Tamamen uzaktan hizmet veren bir SaaS işletmesi olan Iframely, hazırlama ortamlarını korumak için uygulamanın kendisini değiştirmeyi gerektirmeyen ve böylece canlı sürümden farklı hale getiren kullanışlı ama güvenli bir yol arıyordu. Tüm ekip üyeleri (geçici olanlar dahil) arasında kimlik bilgilerinin paylaşılmasını gerektirdiği için oldukça zahmetli olduğu kanıtlanan HTTP Temel kimlik doğrulamasını kullanıyorlardı.

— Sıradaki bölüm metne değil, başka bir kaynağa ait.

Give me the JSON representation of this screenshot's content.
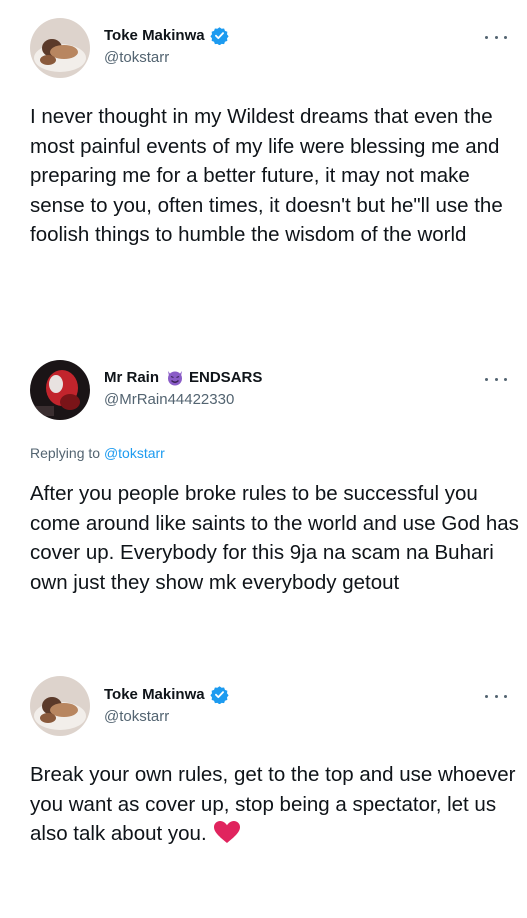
{
  "tweets": [
    {
      "display_name": "Toke Makinwa",
      "handle": "@tokstarr",
      "verified": true,
      "text": "I never thought in my Wildest dreams that even the most painful events of my life were blessing me and preparing me for a better future, it may not make sense to you, often times, it doesn't but he\"ll use the foolish things to humble the wisdom of the world"
    },
    {
      "display_name": "Mr Rain",
      "name_suffix": "ENDSARS",
      "handle": "@MrRain44422330",
      "replying_prefix": "Replying to",
      "replying_to": "@tokstarr",
      "text": "After you people broke rules to be successful you come around like saints to the world and use God has cover up. Everybody for this 9ja na scam na Buhari own just they show mk everybody getout"
    },
    {
      "display_name": "Toke Makinwa",
      "handle": "@tokstarr",
      "verified": true,
      "text": "Break your own rules, get to the top and use whoever you want as cover up, stop being a spectator, let us also talk about you."
    }
  ],
  "colors": {
    "verified_blue": "#1d9bf0",
    "muted": "#536471",
    "heart_red": "#e0245e",
    "devil_purple": "#8a5cc7"
  },
  "icons": {
    "verified": "verified-badge-icon",
    "more": "more-options-icon",
    "devil": "smiling-imp-emoji",
    "heart": "red-heart-emoji"
  }
}
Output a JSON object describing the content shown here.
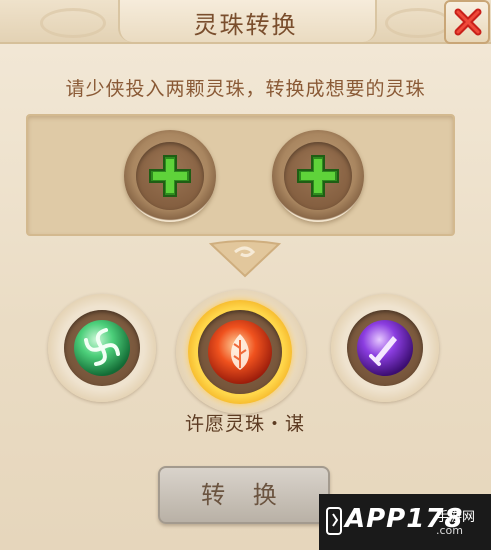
{
  "title": "灵珠转换",
  "instruction": "请少侠投入两颗灵珠，转换成想要的灵珠",
  "slots": [
    {
      "icon": "green-plus-icon"
    },
    {
      "icon": "green-plus-icon"
    }
  ],
  "orbs": [
    {
      "name": "green-wind-orb",
      "color": "#3fb866"
    },
    {
      "name": "red-flame-orb",
      "color": "#e0401c",
      "selected": true
    },
    {
      "name": "purple-sword-orb",
      "color": "#8a3fd6"
    }
  ],
  "selected_orb_label": "许愿灵珠・谋",
  "convert_button": "转 换",
  "watermark": {
    "main": "APP178",
    "sub": "手游网",
    "domain": ".com"
  }
}
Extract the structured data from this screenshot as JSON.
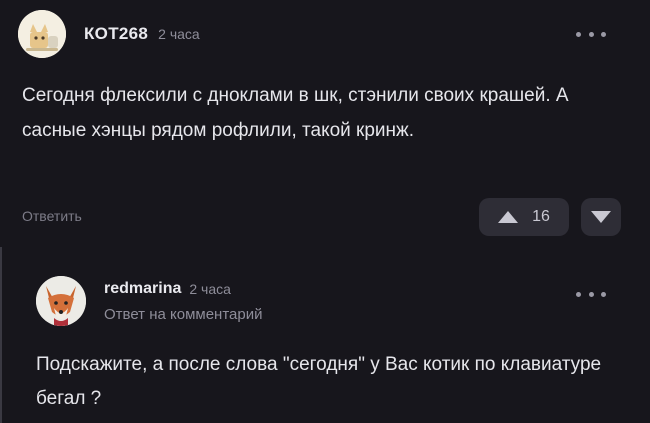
{
  "comment": {
    "author": "КОТ268",
    "time": "2 часа",
    "avatar_icon": "cat-avatar-icon",
    "body": "Сегодня флексили с дноклами в шк, стэнили своих крашей. А сасные хэнцы рядом рофлили, такой кринж.",
    "reply_label": "Ответить",
    "vote_count": "16"
  },
  "reply": {
    "author": "redmarina",
    "time": "2 часа",
    "avatar_icon": "fox-avatar-icon",
    "subtitle": "Ответ на комментарий",
    "body": "Подскажите, а после слова \"сегодня\" у Вас котик по клавиатуре бегал ?"
  },
  "colors": {
    "background": "#17161c",
    "text": "#e6e6eb",
    "muted": "#8e8d99",
    "vote_bg": "#2e2d36"
  }
}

IP tabanlı erişim kısıtlaması uyguluyorlar ve sabit bir IP adresi kümesinden hem hazırlık uygulamalarına hem de belirli bir arka ofis uygulamasına bağlanmak için ZenVPN tahsis edilmiş sunucularını kullanıyorlar.
Ekip üyelerinin çoğu iş için kendi özel donanımlarını kullandığından ve bazıları müşterinin makineleri üzerinde bu düzeyde bir kontrolü kabul etmeyecek bağımsız yükleniciler olduğundan, ekip üyelerine genel trafik yönlendirme kuralları koymamak da onlar için önemliydi. VPN üzerinden yalnızca projeyle ilgili trafik yönlendirildiği için bölünmüş tünelleme kullanarak bu sorunu kolayca çözebildiler.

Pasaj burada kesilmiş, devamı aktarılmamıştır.